Aside from the continued “reopening” theme driving risk sentiment more towards positive this week, mass U.S. protests and continued U.S.-China tensions were hurting the dollar’s attractiveness as well.
United States Headlines and Economic data
Poor start to the week for the Greenback against most of the majors as traders continued to mainly focus on the “reopening trade,” supported on Monday with better-than-expected Chinese manufacturing PMI data. It’s also likely the continued U.S.-China tensions (China cuts US ag purchases) & mass U.S. protests over the weekend may have been negatively priced in as well.
Positive risk sentiment picked up steam, likely on news that China bought U.S. soybeans after halt to U.S. purchases ordered, easing U.S.-China tensions a bit for traders, which didn’t seem to help the dollar much against the higher-yielding currencies.
We saw up and down action for USD during the London trading session, which seems to correlate with the release of European and UK PMI data (improving but still showing severe contraction). Risk-on came back during the US session on a refocus back to the “reopening trade,” and possibly on covid vaccine developments (US should have a “couple hundred million” doses of a Covid-19 vaccine by start of 2021, Fauci says).

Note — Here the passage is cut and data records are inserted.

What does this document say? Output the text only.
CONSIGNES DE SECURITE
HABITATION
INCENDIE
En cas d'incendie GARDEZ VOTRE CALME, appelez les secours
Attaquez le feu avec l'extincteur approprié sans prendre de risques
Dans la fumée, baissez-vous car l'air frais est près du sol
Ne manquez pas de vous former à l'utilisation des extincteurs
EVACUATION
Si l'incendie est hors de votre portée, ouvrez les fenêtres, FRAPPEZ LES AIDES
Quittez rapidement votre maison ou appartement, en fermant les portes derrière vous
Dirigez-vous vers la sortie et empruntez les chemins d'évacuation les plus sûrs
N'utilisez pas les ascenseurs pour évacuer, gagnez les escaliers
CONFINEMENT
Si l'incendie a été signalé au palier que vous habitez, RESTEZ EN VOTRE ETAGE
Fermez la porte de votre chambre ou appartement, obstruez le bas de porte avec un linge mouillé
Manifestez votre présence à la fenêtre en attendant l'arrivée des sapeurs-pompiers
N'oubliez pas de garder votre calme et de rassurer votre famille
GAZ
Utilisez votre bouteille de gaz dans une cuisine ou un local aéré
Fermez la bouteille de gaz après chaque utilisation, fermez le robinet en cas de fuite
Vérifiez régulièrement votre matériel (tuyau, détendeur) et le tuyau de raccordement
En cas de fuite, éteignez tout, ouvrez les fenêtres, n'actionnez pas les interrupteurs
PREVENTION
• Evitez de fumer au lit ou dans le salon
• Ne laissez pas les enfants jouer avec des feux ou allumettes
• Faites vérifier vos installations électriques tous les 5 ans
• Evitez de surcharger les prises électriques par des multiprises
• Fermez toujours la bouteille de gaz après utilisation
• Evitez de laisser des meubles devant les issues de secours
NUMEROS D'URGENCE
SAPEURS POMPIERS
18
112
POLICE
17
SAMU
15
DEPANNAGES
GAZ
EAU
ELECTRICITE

We saw a bump up in broad positive risk sentiment on Thursday to add to the dollar’s woes, correlating with the latest statement from the European Central Bank after ramping up its pandemic bond buying to 1.35T euros.
May sees biggest U.S. jobs increase ever of 2.5 million as economy starts to recover from coronavirus – this definitely surprised market players and kicked positive risk-on sentiment into high gear during the U.S. trading session. We saw mixed reaction in the Greenback against the majors, higher against the low-yielders/safe havens while falling against comdolls and Sterling.